The era of sending blood samples from Türkiye to Europe for genetic testing is almost over
Prof. Dr. Serdar Ceylaner, Vice President of the Rare Diseases Committee at the European Union of Medical Specialists
- In the early 2000s, most rare disease tests in Türkiye were sent abroad. Today, numerous local genetic centers can diagnose all known 8,000 genetic diseases using locally developed diagnostic kits.
- These tests are not only more cost-effective but also of higher quality, attracting international samples to Türkiye.
How is genetic testing infrastructure in Türkiye?
- Türkiye has over 100 licensed genetic disease evaluation centers, including those in state hospitals, universities, and private facilities.
- Genetic tests have become central to modern medical practice, especially in cancer treatment, where personalized medicine relies on understanding genetic mutations in tumors.
How carrier screening is vital for public health?
- Despite advancements, carrier rates for many diseases remain unknown. For instance, the superior mesenteric artery (SMA) affects 1 in 40, with 150-200 SMA-affected babies born annually. Carrier rates for conditions like phenylketonuria and congenital adrenal hyperplasia are also significant.
- Both newborn screenings and pre-marital carrier screenings are highlighted as crucial for public health, with professor Dr. Gulay Ceylaner, head of the Rare Diseases Volunteers Association, stressing that these screenings, though initially costly, will significantly benefit the national economy in the long term.

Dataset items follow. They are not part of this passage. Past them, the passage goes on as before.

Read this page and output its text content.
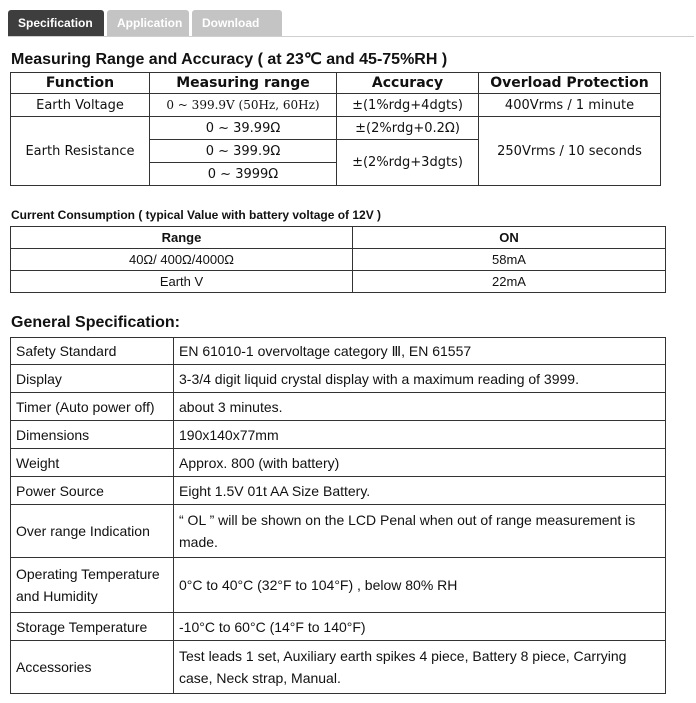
Specification	Application	Download
Measuring Range and Accuracy ( at 23℃ and 45-75%RH )
Function	Measuring range	Accuracy	Overload Protection
Earth Voltage	0 ~ 399.9V (50Hz, 60Hz)	±(1%rdg+4dgts)	400Vrms / 1 minute
Earth Resistance	0 ~ 39.99Ω	±(2%rdg+0.2Ω)	250Vrms / 10 seconds
	0 ~ 399.9Ω	±(2%rdg+3dgts)	
	0 ~ 3999Ω		
Current Consumption ( typical Value with battery voltage of 12V )
Range	ON
40Ω/ 400Ω/4000Ω	58mA
Earth V	22mA
General Specification:
Safety Standard	EN 61010-1 overvoltage category Ⅲ, EN 61557
Display	3-3/4 digit liquid crystal display with a maximum reading of 3999.
Timer (Auto power off)	about 3 minutes.
Dimensions	190x140x77mm
Weight	Approx. 800 (with battery)
Power Source	Eight 1.5V 01t AA Size Battery.
Over range Indication	“ OL ” will be shown on the LCD Penal when out of range measurement is made.
Operating Temperature and Humidity	0°C to 40°C (32°F to 104°F) , below 80% RH
Storage Temperature	-10°C to 60°C (14°F to 140°F)
Accessories	Test leads 1 set, Auxiliary earth spikes 4 piece, Battery 8 piece, Carrying case, Neck strap, Manual.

Why early diagnosis is important
- The importance of early diagnosis is emphasized by the fact that many babies with rare diseases die without receiving a diagnosis.
- Dr. Ceylaner emphasized that genetic testing is crucial for early diagnosis and treatment, reducing the time to diagnose a rare disease to an average of 5.7 years.
- Around 80% of rare diseases have genetic origins, making genetic tests vital for their identification.
Even if a child is ill, early diagnosis through a drop of blood from the heel can lead to normal development. No one has the right to take this away from children.
Dr. Gulay Ceylaner
Ministry of Health’s role in newborn screening
- The Ministry of Health has integrated genetic testing into newborn screening programs. These include tests for phenylketonuria (PKU), biotinidase deficiency, congenital adrenal hyperplasia, and cystic fibrosis, starting from blood taken from the newborn’s heel.
- Currently, six diseases are screened, including PKU and cystic fibrosis. Since December 2021, screenings for SMA carriers have been added for newly married couples, alongside Mediterranean anemia.
What happened: The recent public debate in Kars, Turkey, ignited when a family refused to allow their newborn’s heel blood to be drawn for newborn screening. This seemingly minor act has escalated into a legal case that has sparked significant discussion about the balance between parental rights and public health.